Vor Gericht konnte sich der Doctor allerdings vollständig legitimiren, und Köllern erkannte, daß seine Vorsicht nicht unnütz gewesen war. Außer seinem Zeugniß legte Meier noch einmal alle seine Papiere vor. Er hatte ebenfalls sämmtliche in Californien erhaltenen Briefe aufbewahrt und in dieser Zeit, wo er mit einem Freunde in Berlin in Correspondenz gestanden, denselben gebeten, seine Briefe und Couverte sorgfältig aufzubewahren. Diese ließ er sich gleich nach seiner Ankunft hier schicken, und da Datum, Handschrift und Postzeichen auf das Unverkennbarste stimmten, war es ihm leicht, mit Köllern’s Aussage seinen langen Aufenthalt in jenem fernen Welttheil unzweifelhaft festzustellen. Frau Dr. Meier wurde bedeutet, daß sie keinenfalls diese Frau Dr. Meier sei; ebenso blieb es den zahlreichen Gläubigern des Verschwundenen überlassen sich ihren Meier aufzusuchen, wo sie eben könnten.

Unser Doctor war aber dadurch noch nicht allen Unannehmlichkeiten enthoben. Allerdings reiste er schon zwei Tage später mit einem rechtskräftigem Passe nach Hamburg ab, sich dort wieder einzuschiffen, die Polizei hatte aber indessen einen Steckbrief hinter seinem Doppelgänger hergesandt, der so genau auf ihn paßte, daß er schon an der Grenze angehalten, aufgehoben und von zwei Gensd’armen begleitet, nach –* zurückgeschickt wurde. Dort mußte er sich noch einmal legitimiren, um nachher, mit abrasirtem Bart, einem andern Paß und falschem Namen, wie ein Verbrecher jeden Polizeidiener fürchtend, seine Reise zum zweiten Mal anzutreten.

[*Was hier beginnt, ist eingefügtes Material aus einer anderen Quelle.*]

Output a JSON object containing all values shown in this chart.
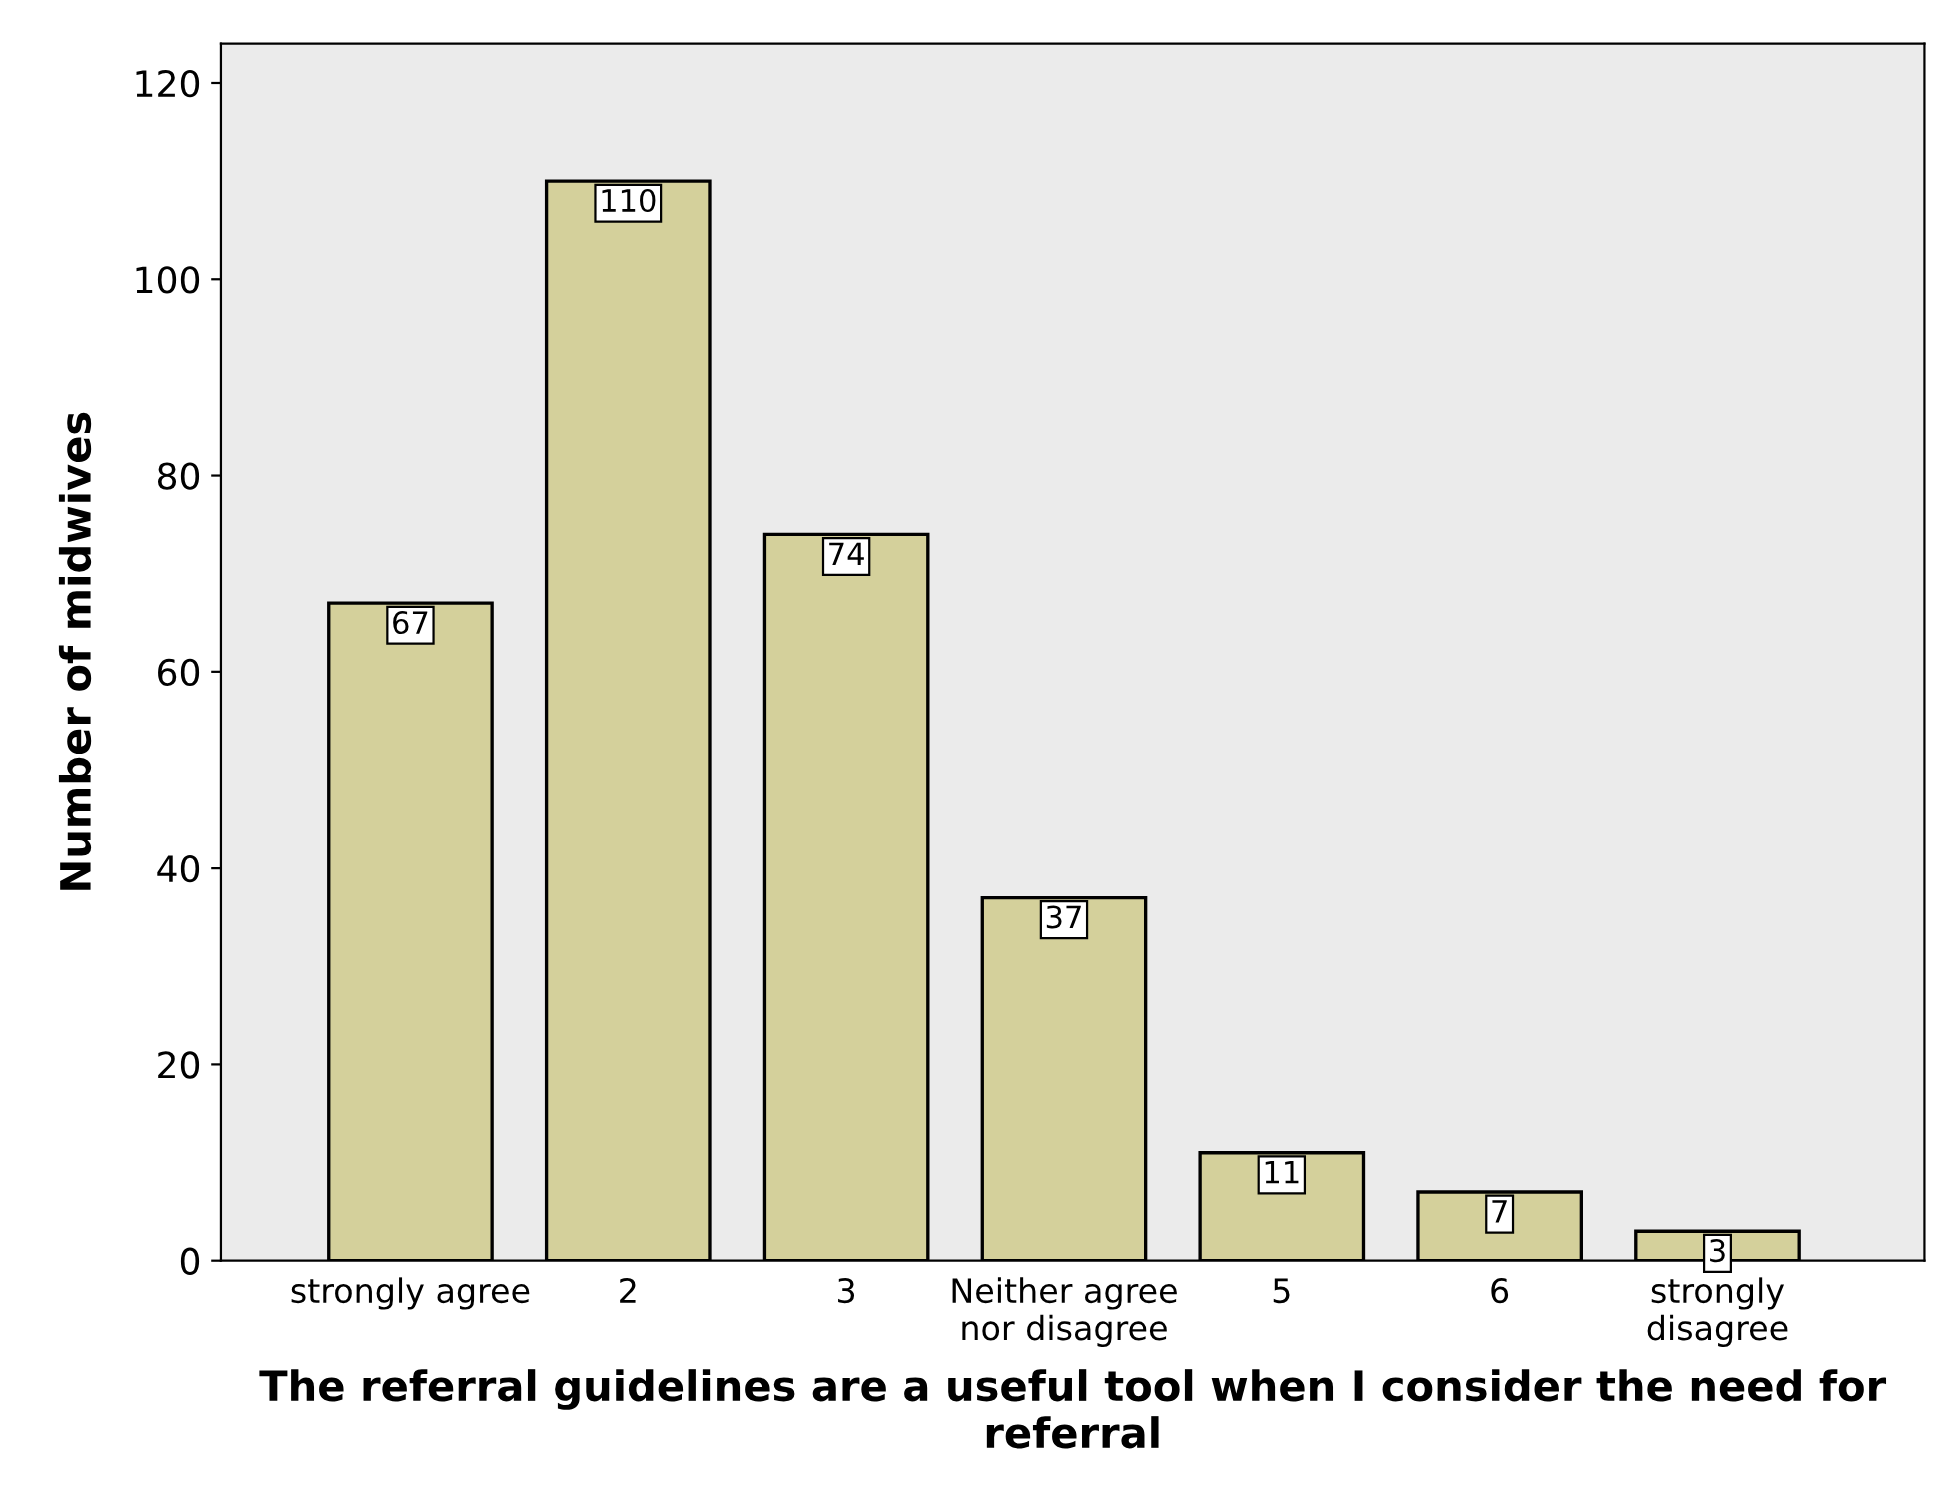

Diesmal kam er glücklich durch, erreichte die Seestadt und fühlte sich nicht eher sicher, bis er wieder auf den blauen Wogen schwamm. Vom Heimweh war er indessen gründlich geheilt und hofft jetzt, in einem andern Welttheil – seinem Doppelgänger und dem unglücklichen Namen Meier entgangen – ein neues Leben zu beginnen.


  1. Knyota: die kleinen Steppenwölfe.